KOMPAS.com – Presiden ketiga RI Bacharuddin Jusuf Habibie meninggal dunia di Rumah Sakit Pusat Angkatan Darat (RSPAD) Jakarta, Rabu (11/9/2019) sekitar pukul 18.05 WIB. Ia meninggal karena sakit yang dideritanya.
Sosok Habibie dikenal oleh masyarakat Indonesia sebagai Bapak Teknologi. Selain kecerdasannya, lulusan salah satu universitas teknik terbaik di Jerman ini juga dikenal bertangan dingin dalam menelurkan karya-karya.

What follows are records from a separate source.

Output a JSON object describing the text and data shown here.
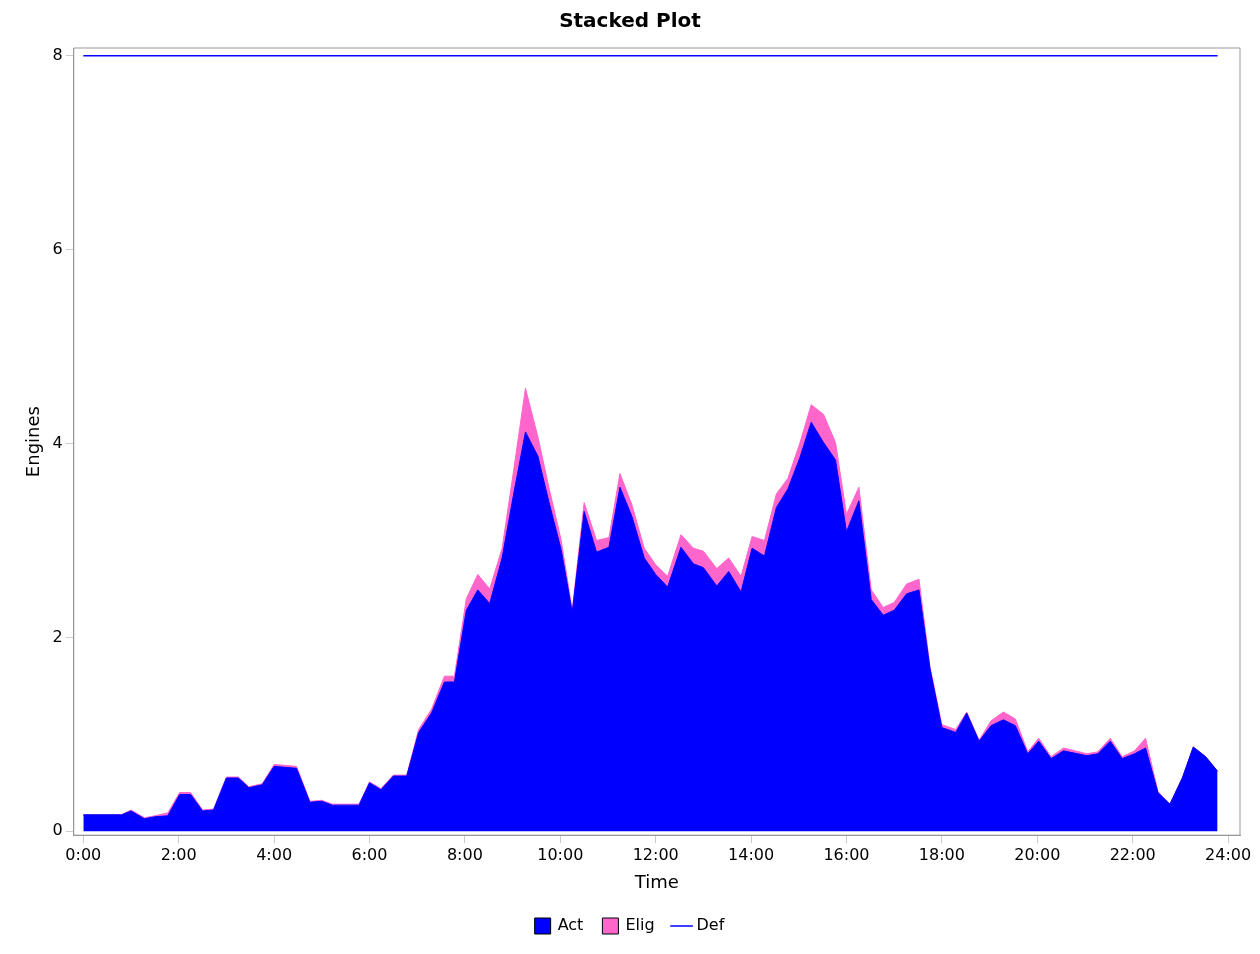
{
  "chart_data": {
    "type": "area",
    "title": "Stacked Plot",
    "xlabel": "Time",
    "ylabel": "Engines",
    "stacked": true,
    "legend": "bottom",
    "grid": false,
    "marker": "none",
    "x": [
      0,
      0.8,
      1.0,
      1.28,
      1.5,
      1.77,
      2.02,
      2.25,
      2.5,
      2.73,
      3.0,
      3.25,
      3.47,
      3.75,
      4.0,
      4.47,
      4.75,
      5.0,
      5.22,
      5.78,
      6.0,
      6.24,
      6.5,
      6.78,
      7.03,
      7.3,
      7.57,
      7.78,
      8.03,
      8.27,
      8.52,
      8.78,
      9.03,
      9.27,
      9.53,
      9.76,
      10.02,
      10.25,
      10.5,
      10.76,
      11.02,
      11.25,
      11.5,
      11.76,
      12.0,
      12.25,
      12.53,
      12.79,
      13.0,
      13.28,
      13.53,
      13.79,
      14.02,
      14.28,
      14.53,
      14.77,
      15.02,
      15.26,
      15.52,
      15.77,
      16.0,
      16.26,
      16.52,
      16.77,
      17.0,
      17.26,
      17.52,
      17.75,
      18.0,
      18.29,
      18.52,
      18.78,
      19.03,
      19.29,
      19.54,
      19.8,
      20.03,
      20.29,
      20.55,
      21.04,
      21.27,
      21.53,
      21.78,
      22.04,
      22.27,
      22.53,
      22.78,
      23.04,
      23.27,
      23.53,
      23.78
    ],
    "series": [
      {
        "name": "Act",
        "color": "#0000ff",
        "values": [
          0.17,
          0.17,
          0.21,
          0.13,
          0.15,
          0.16,
          0.38,
          0.38,
          0.21,
          0.22,
          0.55,
          0.55,
          0.45,
          0.48,
          0.67,
          0.65,
          0.3,
          0.31,
          0.27,
          0.27,
          0.5,
          0.43,
          0.57,
          0.57,
          1.02,
          1.22,
          1.54,
          1.54,
          2.28,
          2.49,
          2.35,
          2.82,
          3.5,
          4.12,
          3.87,
          3.4,
          2.9,
          2.26,
          3.3,
          2.88,
          2.93,
          3.55,
          3.25,
          2.82,
          2.65,
          2.52,
          2.93,
          2.76,
          2.72,
          2.53,
          2.68,
          2.47,
          2.92,
          2.84,
          3.34,
          3.53,
          3.85,
          4.22,
          4.01,
          3.83,
          3.09,
          3.41,
          2.39,
          2.23,
          2.28,
          2.45,
          2.49,
          1.68,
          1.07,
          1.02,
          1.22,
          0.93,
          1.09,
          1.15,
          1.09,
          0.8,
          0.93,
          0.75,
          0.83,
          0.78,
          0.8,
          0.93,
          0.75,
          0.8,
          0.86,
          0.4,
          0.28,
          0.55,
          0.87,
          0.77,
          0.62
        ]
      },
      {
        "name": "Elig",
        "color": "#ff66cc",
        "values": [
          0,
          0,
          0.01,
          0.01,
          0.01,
          0.03,
          0.02,
          0.02,
          0.01,
          0.01,
          0.01,
          0.01,
          0.01,
          0.01,
          0.02,
          0.02,
          0.01,
          0.01,
          0.01,
          0.01,
          0.01,
          0.01,
          0.01,
          0.01,
          0.03,
          0.04,
          0.06,
          0.06,
          0.12,
          0.16,
          0.15,
          0.1,
          0.25,
          0.45,
          0.2,
          0.15,
          0.1,
          0.02,
          0.09,
          0.12,
          0.1,
          0.14,
          0.12,
          0.1,
          0.1,
          0.11,
          0.13,
          0.16,
          0.17,
          0.18,
          0.14,
          0.16,
          0.12,
          0.16,
          0.14,
          0.11,
          0.15,
          0.18,
          0.29,
          0.18,
          0.18,
          0.14,
          0.1,
          0.08,
          0.08,
          0.1,
          0.11,
          0.02,
          0.03,
          0.03,
          0.01,
          0.01,
          0.05,
          0.08,
          0.07,
          0.02,
          0.03,
          0.02,
          0.03,
          0.02,
          0.02,
          0.03,
          0.02,
          0.03,
          0.1,
          0.01,
          0,
          0,
          0,
          0,
          0
        ]
      },
      {
        "name": "Def",
        "type": "line",
        "color": "#0000ff",
        "line_style": "solid",
        "x": [
          0,
          23.78
        ],
        "values": [
          8,
          8
        ]
      }
    ],
    "xlim": [
      -0.2,
      24.25
    ],
    "xticks": [
      {
        "value": 0,
        "label": "0:00"
      },
      {
        "value": 2,
        "label": "2:00"
      },
      {
        "value": 4,
        "label": "4:00"
      },
      {
        "value": 6,
        "label": "6:00"
      },
      {
        "value": 8,
        "label": "8:00"
      },
      {
        "value": 10,
        "label": "10:00"
      },
      {
        "value": 12,
        "label": "12:00"
      },
      {
        "value": 14,
        "label": "14:00"
      },
      {
        "value": 16,
        "label": "16:00"
      },
      {
        "value": 18,
        "label": "18:00"
      },
      {
        "value": 20,
        "label": "20:00"
      },
      {
        "value": 22,
        "label": "22:00"
      },
      {
        "value": 24,
        "label": "24:00"
      }
    ],
    "ylim": [
      -0.04,
      8.08
    ],
    "yticks": [
      0,
      2,
      4,
      6,
      8
    ]
  }
}
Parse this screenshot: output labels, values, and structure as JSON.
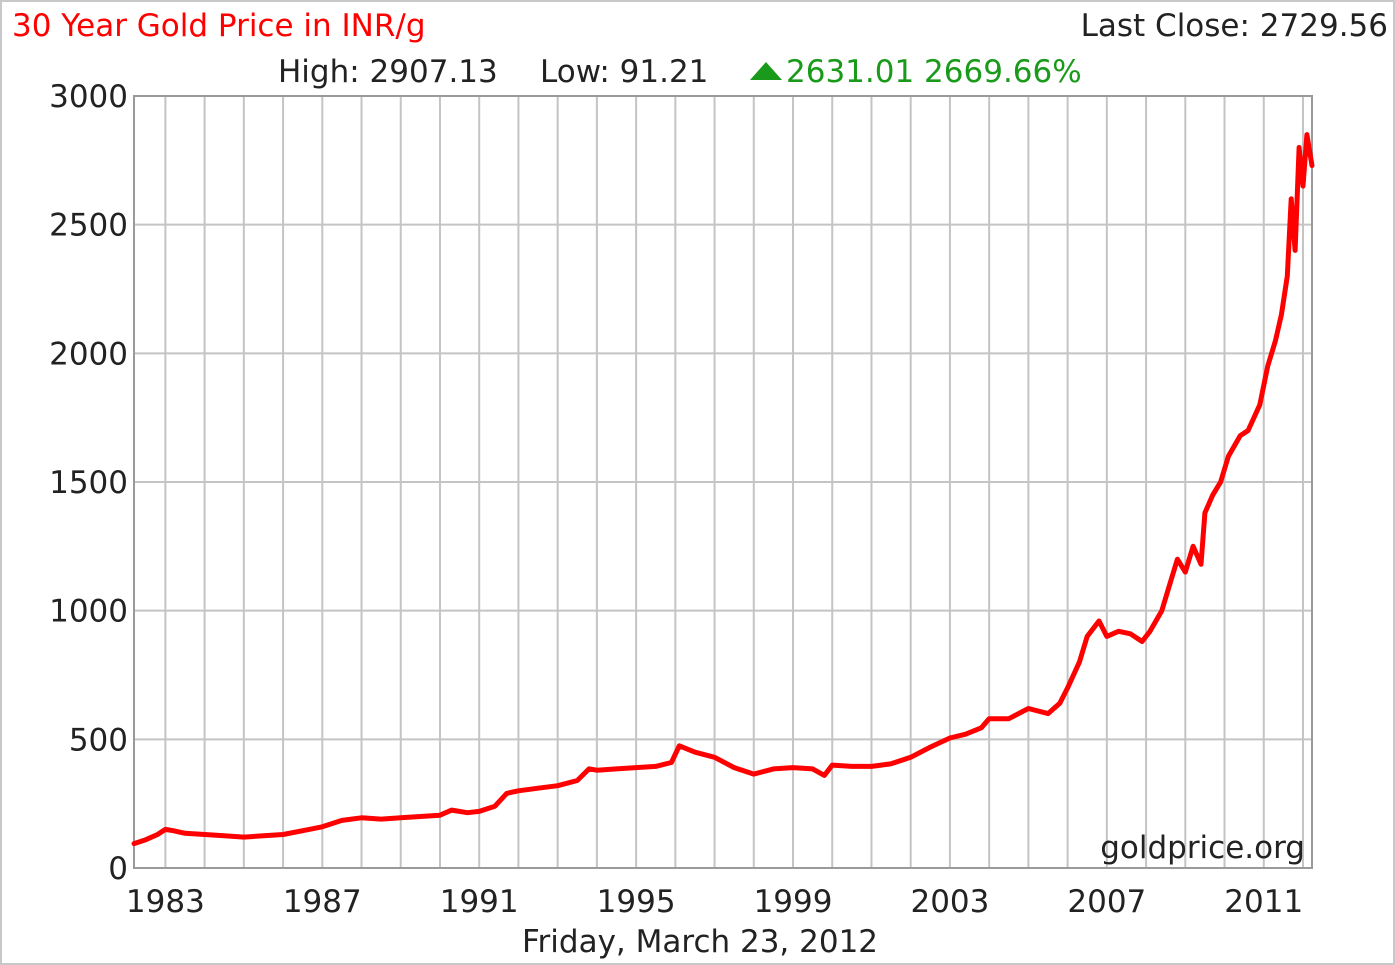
{
  "chart_data": {
    "type": "line",
    "title": "30 Year Gold Price in INR/g",
    "last_close_label": "Last Close: 2729.56",
    "stats": {
      "high_label": "High: 2907.13",
      "low_label": "Low: 91.21",
      "change_label": "2631.01 2669.66%",
      "change_direction": "up"
    },
    "date_label": "Friday, March 23, 2012",
    "watermark": "goldprice.org",
    "xlim": [
      1982.2,
      2012.23
    ],
    "ylim": [
      0,
      3000
    ],
    "y_ticks": [
      "0",
      "500",
      "1000",
      "1500",
      "2000",
      "2500",
      "3000"
    ],
    "x_ticks": [
      "1983",
      "1987",
      "1991",
      "1995",
      "1999",
      "2003",
      "2007",
      "2011"
    ],
    "grid": true,
    "series": [
      {
        "color": "#ff0000",
        "x": [
          1982.2,
          1982.5,
          1982.8,
          1983.0,
          1983.2,
          1983.5,
          1984.0,
          1984.5,
          1985.0,
          1985.5,
          1986.0,
          1986.5,
          1987.0,
          1987.5,
          1988.0,
          1988.5,
          1989.0,
          1989.5,
          1990.0,
          1990.3,
          1990.7,
          1991.0,
          1991.4,
          1991.7,
          1992.0,
          1992.5,
          1993.0,
          1993.5,
          1993.8,
          1994.0,
          1994.5,
          1995.0,
          1995.5,
          1995.9,
          1996.1,
          1996.5,
          1997.0,
          1997.5,
          1998.0,
          1998.5,
          1999.0,
          1999.5,
          1999.8,
          2000.0,
          2000.5,
          2001.0,
          2001.5,
          2002.0,
          2002.5,
          2003.0,
          2003.4,
          2003.8,
          2004.0,
          2004.5,
          2005.0,
          2005.5,
          2005.8,
          2006.0,
          2006.3,
          2006.5,
          2006.8,
          2007.0,
          2007.3,
          2007.6,
          2007.9,
          2008.1,
          2008.4,
          2008.6,
          2008.8,
          2009.0,
          2009.2,
          2009.4,
          2009.5,
          2009.7,
          2009.9,
          2010.1,
          2010.4,
          2010.6,
          2010.9,
          2011.1,
          2011.3,
          2011.45,
          2011.6,
          2011.7,
          2011.8,
          2011.9,
          2012.0,
          2012.1,
          2012.23
        ],
        "values": [
          95,
          110,
          130,
          150,
          145,
          135,
          130,
          125,
          120,
          125,
          130,
          145,
          160,
          185,
          195,
          190,
          195,
          200,
          205,
          225,
          215,
          220,
          240,
          290,
          300,
          310,
          320,
          340,
          385,
          380,
          385,
          390,
          395,
          410,
          475,
          450,
          430,
          390,
          365,
          385,
          390,
          385,
          360,
          400,
          395,
          395,
          405,
          430,
          470,
          505,
          520,
          545,
          580,
          580,
          620,
          600,
          640,
          700,
          800,
          900,
          960,
          900,
          920,
          910,
          880,
          920,
          1000,
          1100,
          1200,
          1150,
          1250,
          1180,
          1380,
          1450,
          1500,
          1600,
          1680,
          1700,
          1800,
          1950,
          2050,
          2150,
          2300,
          2600,
          2400,
          2800,
          2650,
          2850,
          2729.56
        ]
      }
    ]
  }
}
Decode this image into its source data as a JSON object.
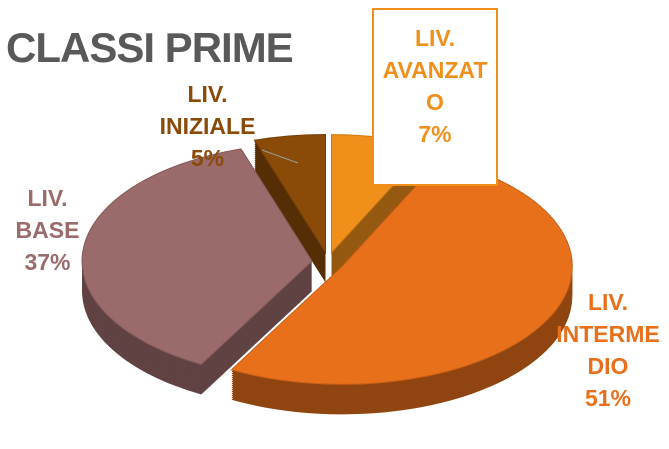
{
  "chart_data": {
    "type": "pie",
    "title": "CLASSI PRIME",
    "categories": [
      "LIV. AVANZATO",
      "LIV. INTERMEDIO",
      "LIV. BASE",
      "LIV. INIZIALE"
    ],
    "values": [
      7,
      51,
      37,
      5
    ],
    "value_labels": [
      "7%",
      "51%",
      "37%",
      "5%"
    ],
    "colors": [
      "#f0901a",
      "#e8701a",
      "#9b6a6a",
      "#8a4a08"
    ]
  }
}
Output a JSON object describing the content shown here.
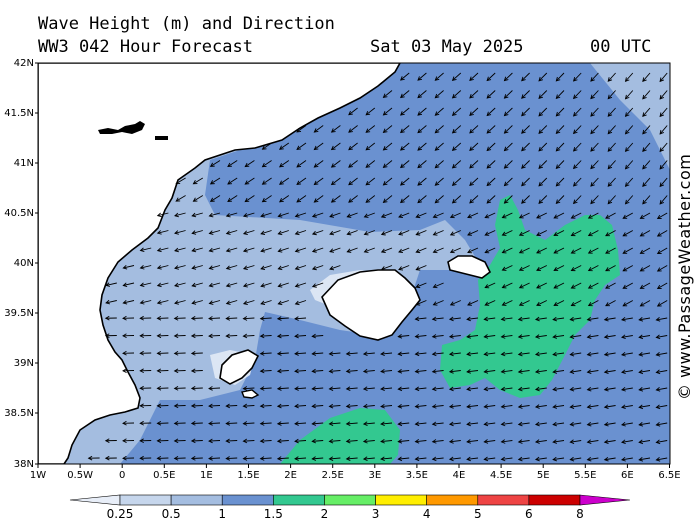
{
  "title": "Wave Height (m) and Direction",
  "subtitle_model": "WW3 042 Hour Forecast",
  "subtitle_date": "Sat 03 May 2025",
  "subtitle_time": "00 UTC",
  "credit": "© www.PassageWeather.com",
  "lat_labels": [
    "42N",
    "41.5N",
    "41N",
    "40.5N",
    "40N",
    "39.5N",
    "39N",
    "38.5N",
    "38N"
  ],
  "lon_labels": [
    "1W",
    "0.5W",
    "0",
    "0.5E",
    "1E",
    "1.5E",
    "2E",
    "2.5E",
    "3E",
    "3.5E",
    "4E",
    "4.5E",
    "5E",
    "5.5E",
    "6E",
    "6.5E"
  ],
  "colorbar": {
    "labels": [
      "0.25",
      "0.5",
      "1",
      "1.5",
      "2",
      "3",
      "4",
      "5",
      "6",
      "8"
    ],
    "colors": [
      "#e8eef8",
      "#c6d6ec",
      "#a4bde0",
      "#6a91d0",
      "#33c890",
      "#66ee66",
      "#ffee00",
      "#ff9900",
      "#ee4444",
      "#cc0000",
      "#cc00cc"
    ]
  },
  "map_colors": {
    "land": "#ffffff",
    "sea_1_1_5": "#6a91d0",
    "sea_0_5_1": "#a4bde0",
    "sea_0_25_0_5": "#dce6f4",
    "sea_1_5_2": "#33c890"
  },
  "arrow_direction": "from east (pointing west / north-west)"
}
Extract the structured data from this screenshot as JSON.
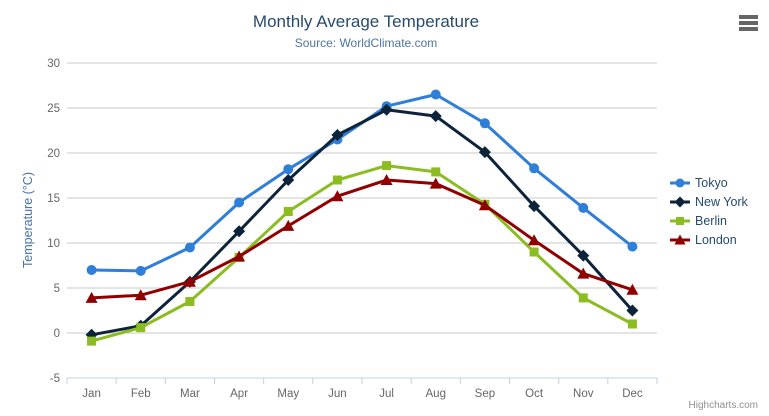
{
  "chart_data": {
    "type": "line",
    "title": "Monthly Average Temperature",
    "subtitle": "Source: WorldClimate.com",
    "categories": [
      "Jan",
      "Feb",
      "Mar",
      "Apr",
      "May",
      "Jun",
      "Jul",
      "Aug",
      "Sep",
      "Oct",
      "Nov",
      "Dec"
    ],
    "yAxis": {
      "title": "Temperature (°C)",
      "min": -5,
      "max": 30,
      "tickInterval": 5
    },
    "xlabel": "",
    "ylabel": "Temperature (°C)",
    "ylim": [
      -5,
      30
    ],
    "grid": true,
    "legend_position": "right",
    "series": [
      {
        "name": "Tokyo",
        "color": "#2f7ed8",
        "marker": "circle",
        "values": [
          7.0,
          6.9,
          9.5,
          14.5,
          18.2,
          21.5,
          25.2,
          26.5,
          23.3,
          18.3,
          13.9,
          9.6
        ]
      },
      {
        "name": "New York",
        "color": "#0d233a",
        "marker": "diamond",
        "values": [
          -0.2,
          0.8,
          5.7,
          11.3,
          17.0,
          22.0,
          24.8,
          24.1,
          20.1,
          14.1,
          8.6,
          2.5
        ]
      },
      {
        "name": "Berlin",
        "color": "#8bbc21",
        "marker": "square",
        "values": [
          -0.9,
          0.6,
          3.5,
          8.4,
          13.5,
          17.0,
          18.6,
          17.9,
          14.3,
          9.0,
          3.9,
          1.0
        ]
      },
      {
        "name": "London",
        "color": "#910000",
        "marker": "triangle",
        "values": [
          3.9,
          4.2,
          5.7,
          8.5,
          11.9,
          15.2,
          17.0,
          16.6,
          14.2,
          10.3,
          6.6,
          4.8
        ]
      }
    ],
    "credits": "Highcharts.com",
    "palette": {
      "background": "#ffffff",
      "title_color": "#274b6d",
      "subtitle_color": "#4d759e",
      "y_axis_title_color": "#4572a7",
      "axis_label_color": "#666666",
      "grid_line_color": "#c9c9c9",
      "x_axis_line_color": "#c0d0e0",
      "legend_text_color": "#274b6d",
      "credits_color": "#909090",
      "export_icon_color": "#666666"
    }
  }
}
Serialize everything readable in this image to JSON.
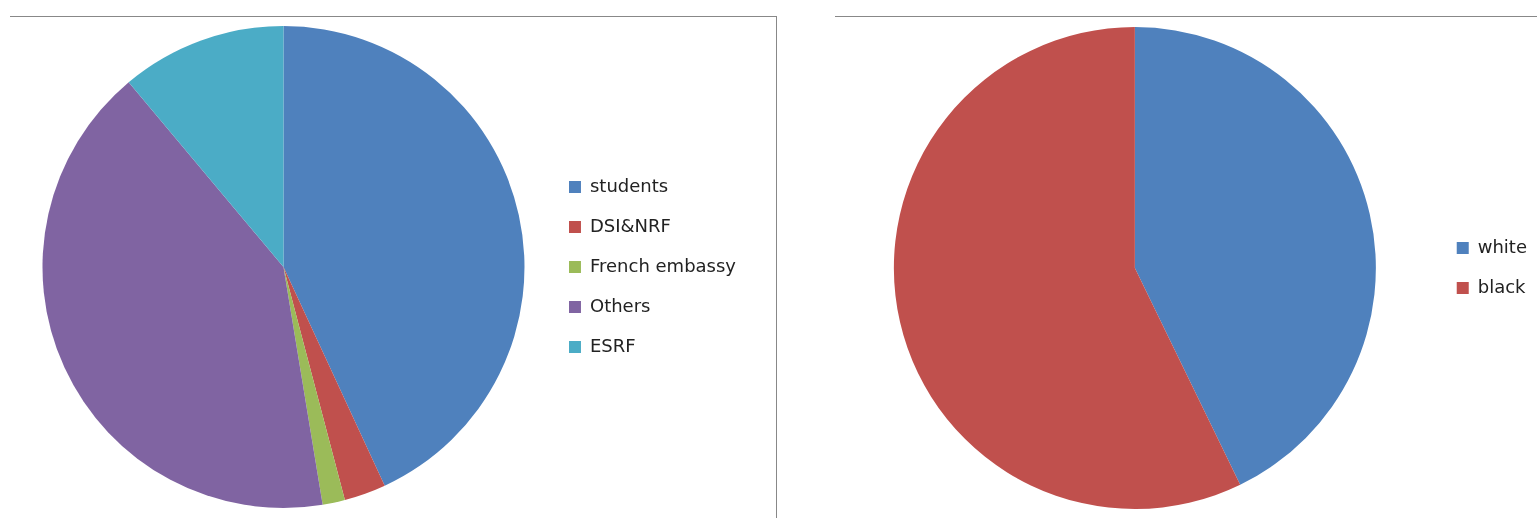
{
  "chart_data": [
    {
      "type": "pie",
      "categories": [
        "students",
        "DSI&NRF",
        "French embassy",
        "Others",
        "ESRF"
      ],
      "values": [
        43.1,
        2.8,
        1.5,
        41.5,
        11.1
      ],
      "colors": [
        "#4f81bd",
        "#c0504d",
        "#9bbb59",
        "#8064a2",
        "#4bacc6"
      ],
      "legend": "right"
    },
    {
      "type": "pie",
      "categories": [
        "white",
        "black"
      ],
      "values": [
        42.8,
        57.2
      ],
      "colors": [
        "#4f81bd",
        "#c0504d"
      ],
      "legend": "right"
    }
  ]
}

Sepanjang 83 tahun usianya, pria kelahiran Parepare 25 Juni 1936 ini telah melahirkan banyak karya, baik yang berkaitan dengan romansa cintanya bersama sang istri Hasri Ainun Habibie atau yang terkait dengan kemampuannya di dunia dirgantara atau penerbangan.
Tercatat, bapak 2 anak ini telah menuliskan 5 buah buku. Pertama adalah tahun 1996 ia menulis sebuah buku berjudul Economic Cooperation for Regional Stability.
Tiga tahun setelah itu, pada 1999 Habibie kembali menulis sebuah buku berjudul Rhapsody: Light, Speed, Time, and Space.
Berselang cukup lama, pada 2006 Habibie kembali menuliskan buku, kali ini mengangkat tema demokrasi negara dan berjudul Decisive Moment: Indonesia’s Long Road Towards democracy.
Buku keempatnya cukup berbeda, kali ini ia menuliskan tentang kisah cintanya bersama Ainun yang sangat dicintainya. Karyanya ini ia beri nama Habibie & Ainun.
Masih berlanjut menceritakan kisah asmaranya bersama sang kekasih, Habibie kembali menulis buku berjudul Habibie & Ainun: The Power of Love: The True Story from The Former Precident and His Wife pada tahun 2011.
Buku terakhir ini ia rampungkan setahun setelah sang istri mangkat pada 2010.
Baca juga: Habibie Akan Dimakamkan di Samping Makam Ainun
Merampungkan pendidikan di bidang teknik dan menyenangi dunia kedirgantaraan, Habibie berhasil membuat sebuah pesawat yang untuk pertama kalinya bisa dilakukan di Indonesia.
N250 Gatot Kaca diproduksi oleh Industri Pesawat Terbang Nusantara (IPTN) atau yang sekarang berganti nama menjadi PT Dirgantara Indonesia
Pesawat udara ini sudah ia rancang sejak tahun 1995. Dalam prosesnya ia juga berperan langsung sebagai pemimpin dalam proyek ini.
Setengah dasawarsa waktu ia butuhkan hanya untuk melengkapi desain awal dari pesawat turboprop yang menggunakan fly by wire dengan jam terbang 900 jam, pertama di dunia itu.
Pesawat itu ia rancang tanpa mengalami “Dutch Roll”.
Adapun teknologi yang ia terapkan dalam pembuatan N50 Gatot Kaca sudah ia persiapkan untuk jangka waktu 30 tahun mendatang.